KUALA LUMPUR (Aug 21): Datuk Amhari Efendi Nazaruddin, a former special officer to Datuk Seri Najib Razak, was directed to implicate his ex-boss, Najib's defence told the court on Wednesday.
Najib's counsel Tan Sri Muhammad Shafee Abdullah described Amhari as a crony of Low Taek Jho or Jho Low, a fugitive businessman and allegedly the mastermind of the 1Malaysia Development Bhd (1MDB) scandal.
"Amhari is a corrupt public official. He knowingly accepted a US$200,000 loan directly from Jho Low as a bridging loan to finance his property purchase.
"[Amhari] has every reason to extricate himself from his complicity with Jho Low and to inculpate Najib....his credibility could be salvaged if his wrongdoings are attributed to his superior's instructions instead of his personal corrupt motive," said the senior lawyer during submissions at the end of the prosecution's case in the 1MDB-Tanore trial.
Amhari is the prosecution's eighth witness.
Shafee said Amhari came to the court with a mindset "almost like [having] a chip" in his head on how he should appear and testify in the court to absolve himself.
Shafee was submitting on the abuse of power charges Najib faces.
Wednesday was Day Three of submissions, and the defence counsel was on the first abuse of power charge, going through the first limb, where Najib is alleged to have obtained the Cabinet's consent in April 2009 for the government's guarantee for Terengganu Investment Authority (TIA) to get domestic and foreign market loans of up to RM5 billion by way of Islamic medium-term notes.
TIA is 1MDB's predecessor.
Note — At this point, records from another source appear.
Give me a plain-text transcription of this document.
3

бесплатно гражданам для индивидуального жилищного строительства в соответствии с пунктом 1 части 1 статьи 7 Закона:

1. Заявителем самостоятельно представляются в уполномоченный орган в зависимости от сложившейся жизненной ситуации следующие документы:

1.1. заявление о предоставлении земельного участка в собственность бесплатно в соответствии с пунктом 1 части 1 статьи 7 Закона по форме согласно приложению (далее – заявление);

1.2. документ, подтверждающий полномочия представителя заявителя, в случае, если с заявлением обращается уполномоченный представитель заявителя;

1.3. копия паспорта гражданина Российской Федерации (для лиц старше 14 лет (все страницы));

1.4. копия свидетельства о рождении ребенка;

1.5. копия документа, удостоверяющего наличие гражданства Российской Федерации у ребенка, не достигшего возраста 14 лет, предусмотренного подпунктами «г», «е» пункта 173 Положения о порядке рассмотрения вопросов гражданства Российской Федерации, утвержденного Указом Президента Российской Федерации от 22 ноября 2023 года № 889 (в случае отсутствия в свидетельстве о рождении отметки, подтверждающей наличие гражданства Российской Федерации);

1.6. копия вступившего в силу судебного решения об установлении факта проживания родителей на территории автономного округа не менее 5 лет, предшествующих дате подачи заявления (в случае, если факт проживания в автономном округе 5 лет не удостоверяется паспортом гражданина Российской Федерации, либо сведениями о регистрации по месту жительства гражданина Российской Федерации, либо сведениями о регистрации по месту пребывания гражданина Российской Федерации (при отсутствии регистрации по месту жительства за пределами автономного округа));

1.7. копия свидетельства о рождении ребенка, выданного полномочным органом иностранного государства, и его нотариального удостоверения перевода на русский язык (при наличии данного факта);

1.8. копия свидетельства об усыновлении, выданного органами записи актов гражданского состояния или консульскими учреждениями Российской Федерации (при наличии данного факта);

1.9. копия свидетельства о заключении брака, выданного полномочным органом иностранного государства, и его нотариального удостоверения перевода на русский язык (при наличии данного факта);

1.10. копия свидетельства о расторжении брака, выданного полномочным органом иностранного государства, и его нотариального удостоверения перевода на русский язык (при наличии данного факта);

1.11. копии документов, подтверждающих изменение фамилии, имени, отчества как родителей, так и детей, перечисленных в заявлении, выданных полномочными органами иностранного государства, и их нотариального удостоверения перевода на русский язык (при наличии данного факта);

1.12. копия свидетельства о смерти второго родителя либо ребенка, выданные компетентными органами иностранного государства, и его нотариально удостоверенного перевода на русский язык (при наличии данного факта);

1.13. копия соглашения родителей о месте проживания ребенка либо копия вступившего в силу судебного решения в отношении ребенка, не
The money raised was eventually used by 1MDB for its joint venture with PetroSaudi International.
Shafee argued that Najib was never involved with the inception of TIA — rather, he only carried out policy decisions made by his predecessor, Tun Abdullah Ahmad Badawi.
The lawyer also pointed out that it had been widely reported that TIA — fashioned to be a sovereign wealth fund to raise funds to develop the state of Terengganu — was a suggestion mooted by Jho Low to Terengganu ruler Sultan Mizan Zainal Abidin.
The parties are currently submitting at the end of the prosecution's case. Following this, trial judge Datuk Collin Lawrence Sequerah will set a date to deliver his decision on whether the former prime minister has to enter his defence or can walk free (from these charges).
In this trial, Najib faces four counts of abuse of power for using his position as the then-prime minister, finance minister, and chairman of 1MDB’s board of advisers to receive gratifications worth US$620 million (RM2.27 billion). He also faces 21 money-laundering charges.